4. Il ressort des mentions figurant sur le compte-rendu signé par M. A qu'il a bénéficié le 21 juin 2022, soit avant l'intervention de la décision contestée, de l'entretien individuel prévu par l'article 5 précité du règlement n° 604/2013. Aucun élément du dossier ne permet de tenir pour établi que cet entretien n'aurait pas été mené dans des conditions garantissant la confidentialité ou par une personne qualifiée en vertu du droit national, cette personne étant identifiée, contrairement à ce qui est soutenu, par la mention de ses fonctions, ses nom et prénom et sa signature. Enfin, contrairement à ce qui est soutenu, les éléments relatifs à l'état de santé de M. A, voire à un handicap s'il devait être qualifié ainsi, ont été signalés. Dès lors, le moyen tiré de la violation des dispositions de l'article 5 du règlement du 26 juin 2013 n'est pas fondé et doit être écarté.
5. En troisième lieu, aux termes du 2 de l'article 3 du règlement (UE) n° 604/2013 du 26 juin 2013 : " Lorsqu'il est impossible de transférer un demandeur vers l'État membre initialement désigné comme responsable parce qu'il y a de sérieuses raisons de croire qu'il existe dans cet État membre des défaillances systémiques dans la procédure d'asile et les conditions d'accueil des demandeurs, qui entraînent un risque de traitement inhumain ou dégradant au sens de l'article 4 de la charte des droits fondamentaux de l'Union européenne, l'État membre procédant à la détermination de l'État membre responsable poursuit l'examen des critères énoncés au chapitre III afin d'établir si un autre État membre peut être désigné comme responsable () ". Aux termes de l'article 17 du règlement (UE) n° 604/2013 du 26 juin 2013 : " 1. Par dérogation à l'article 3, paragraphe 1, chaque État membre peut décider d'examiner une demande de protection internationale qui lui est présentée par un ressortissant de pays tiers ou un apatride, même si cet examen ne lui incombe pas en vertu des critères fixés dans le présent règlement. / L'État membre qui décide d'examiner une demande de protection internationale en vertu du présent paragraphe devient l'État membre responsable et assume les obligations qui sont liées à cette responsabilité. () ". Par ailleurs, aux termes de l'article 3 de la convention européenne de sauvegarde des droits de l'homme et des libertés fondamentales et de l'article 4 de la Charte des droits fondamentaux de l'Union européenne : " Nul ne peut être soumis à la torture ni à des peines ou traitements inhumains ou dégradants ".

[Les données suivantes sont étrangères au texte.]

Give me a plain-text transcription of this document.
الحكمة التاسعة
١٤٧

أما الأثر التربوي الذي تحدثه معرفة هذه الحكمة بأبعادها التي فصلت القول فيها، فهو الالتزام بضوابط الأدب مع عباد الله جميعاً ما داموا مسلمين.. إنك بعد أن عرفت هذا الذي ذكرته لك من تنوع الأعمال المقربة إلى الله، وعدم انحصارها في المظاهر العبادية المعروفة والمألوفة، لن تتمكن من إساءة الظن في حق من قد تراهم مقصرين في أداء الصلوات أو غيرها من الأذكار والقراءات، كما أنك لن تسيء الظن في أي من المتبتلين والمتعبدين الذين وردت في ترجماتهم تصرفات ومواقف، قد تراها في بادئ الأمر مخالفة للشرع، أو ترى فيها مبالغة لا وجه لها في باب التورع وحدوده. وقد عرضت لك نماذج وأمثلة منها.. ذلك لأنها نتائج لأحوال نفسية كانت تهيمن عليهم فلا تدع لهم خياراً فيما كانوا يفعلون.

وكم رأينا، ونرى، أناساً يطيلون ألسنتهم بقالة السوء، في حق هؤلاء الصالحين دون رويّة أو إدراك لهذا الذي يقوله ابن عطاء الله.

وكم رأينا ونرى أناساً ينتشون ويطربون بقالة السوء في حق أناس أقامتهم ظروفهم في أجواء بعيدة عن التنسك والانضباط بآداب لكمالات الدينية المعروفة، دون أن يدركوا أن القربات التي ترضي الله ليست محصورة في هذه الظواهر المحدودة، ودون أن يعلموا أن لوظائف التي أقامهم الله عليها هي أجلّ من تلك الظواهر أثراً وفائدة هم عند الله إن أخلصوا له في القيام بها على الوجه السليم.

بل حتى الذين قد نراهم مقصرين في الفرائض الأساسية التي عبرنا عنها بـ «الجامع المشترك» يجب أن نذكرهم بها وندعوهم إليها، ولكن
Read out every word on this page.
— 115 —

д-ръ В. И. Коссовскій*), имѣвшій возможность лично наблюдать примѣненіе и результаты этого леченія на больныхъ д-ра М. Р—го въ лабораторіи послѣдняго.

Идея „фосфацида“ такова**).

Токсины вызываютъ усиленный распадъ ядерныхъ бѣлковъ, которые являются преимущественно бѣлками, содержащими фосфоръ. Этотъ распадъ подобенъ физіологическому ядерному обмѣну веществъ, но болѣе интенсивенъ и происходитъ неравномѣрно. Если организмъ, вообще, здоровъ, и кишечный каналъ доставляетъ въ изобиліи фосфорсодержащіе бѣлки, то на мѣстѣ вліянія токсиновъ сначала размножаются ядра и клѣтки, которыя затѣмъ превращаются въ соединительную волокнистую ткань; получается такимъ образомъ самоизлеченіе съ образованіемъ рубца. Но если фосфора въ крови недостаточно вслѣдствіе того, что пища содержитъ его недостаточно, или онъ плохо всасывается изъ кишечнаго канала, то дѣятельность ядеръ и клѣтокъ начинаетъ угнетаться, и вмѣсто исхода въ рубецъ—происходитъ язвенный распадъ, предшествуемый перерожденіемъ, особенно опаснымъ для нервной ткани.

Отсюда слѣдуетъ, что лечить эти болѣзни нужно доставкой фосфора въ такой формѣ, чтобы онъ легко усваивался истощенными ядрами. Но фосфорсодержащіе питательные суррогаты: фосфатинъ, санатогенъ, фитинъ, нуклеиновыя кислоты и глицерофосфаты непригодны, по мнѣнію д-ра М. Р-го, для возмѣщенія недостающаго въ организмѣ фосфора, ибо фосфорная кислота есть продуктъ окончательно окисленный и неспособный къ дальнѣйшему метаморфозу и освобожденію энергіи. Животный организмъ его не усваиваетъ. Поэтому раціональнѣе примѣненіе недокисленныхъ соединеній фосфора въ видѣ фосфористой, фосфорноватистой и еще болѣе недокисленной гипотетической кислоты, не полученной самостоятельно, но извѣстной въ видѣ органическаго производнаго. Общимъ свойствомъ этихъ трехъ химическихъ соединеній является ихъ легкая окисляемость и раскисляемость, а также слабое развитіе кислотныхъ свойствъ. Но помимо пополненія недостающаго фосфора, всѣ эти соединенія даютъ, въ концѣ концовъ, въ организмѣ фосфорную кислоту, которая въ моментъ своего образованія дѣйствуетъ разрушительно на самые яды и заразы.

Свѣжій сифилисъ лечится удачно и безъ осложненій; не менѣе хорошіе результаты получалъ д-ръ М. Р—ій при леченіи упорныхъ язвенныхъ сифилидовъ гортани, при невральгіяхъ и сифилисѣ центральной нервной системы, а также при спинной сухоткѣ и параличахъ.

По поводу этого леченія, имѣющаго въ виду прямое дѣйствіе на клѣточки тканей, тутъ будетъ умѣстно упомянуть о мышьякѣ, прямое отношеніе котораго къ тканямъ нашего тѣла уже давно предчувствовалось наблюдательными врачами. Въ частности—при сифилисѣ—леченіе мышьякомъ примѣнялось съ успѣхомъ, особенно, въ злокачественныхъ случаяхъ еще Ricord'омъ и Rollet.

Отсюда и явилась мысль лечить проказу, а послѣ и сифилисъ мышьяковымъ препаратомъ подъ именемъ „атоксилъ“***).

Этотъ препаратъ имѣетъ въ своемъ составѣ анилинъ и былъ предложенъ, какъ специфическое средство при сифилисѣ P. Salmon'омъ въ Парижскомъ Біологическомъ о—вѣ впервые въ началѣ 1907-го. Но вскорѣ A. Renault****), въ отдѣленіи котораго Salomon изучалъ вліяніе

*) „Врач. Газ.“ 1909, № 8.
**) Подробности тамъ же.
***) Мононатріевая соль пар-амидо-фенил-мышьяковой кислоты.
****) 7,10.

6. Ces dispositions doivent être appliquées dans le respect des droits garantis par la Charte des droits fondamentaux de l'Union européenne et la convention européenne de sauvegarde des droits de l'homme et des libertés fondamentales. Par ailleurs, eu égard au niveau de protection des libertés et des droits fondamentaux dans les Etats membres de l'Union européenne, lorsque la demande de protection internationale a été introduite dans un Etat autre que la France, que cet Etat a accepté de prendre ou de reprendre en charge le demandeur et en l'absence de sérieuses raisons de croire qu'il existe dans cet État membre des défaillances systémiques dans la procédure d'asile et les conditions d'accueil des demandeurs, qui entraînent un risque de traitement inhumain ou dégradant au sens de l'article 4 de la Charte des droits fondamentaux de l'Union européenne, les craintes dont le demandeur fait état quant au défaut de protection dans cet Etat membre doivent en principe être présumées non fondées, sauf à ce que l'intéressé apporte, par tout moyen, la preuve contraire.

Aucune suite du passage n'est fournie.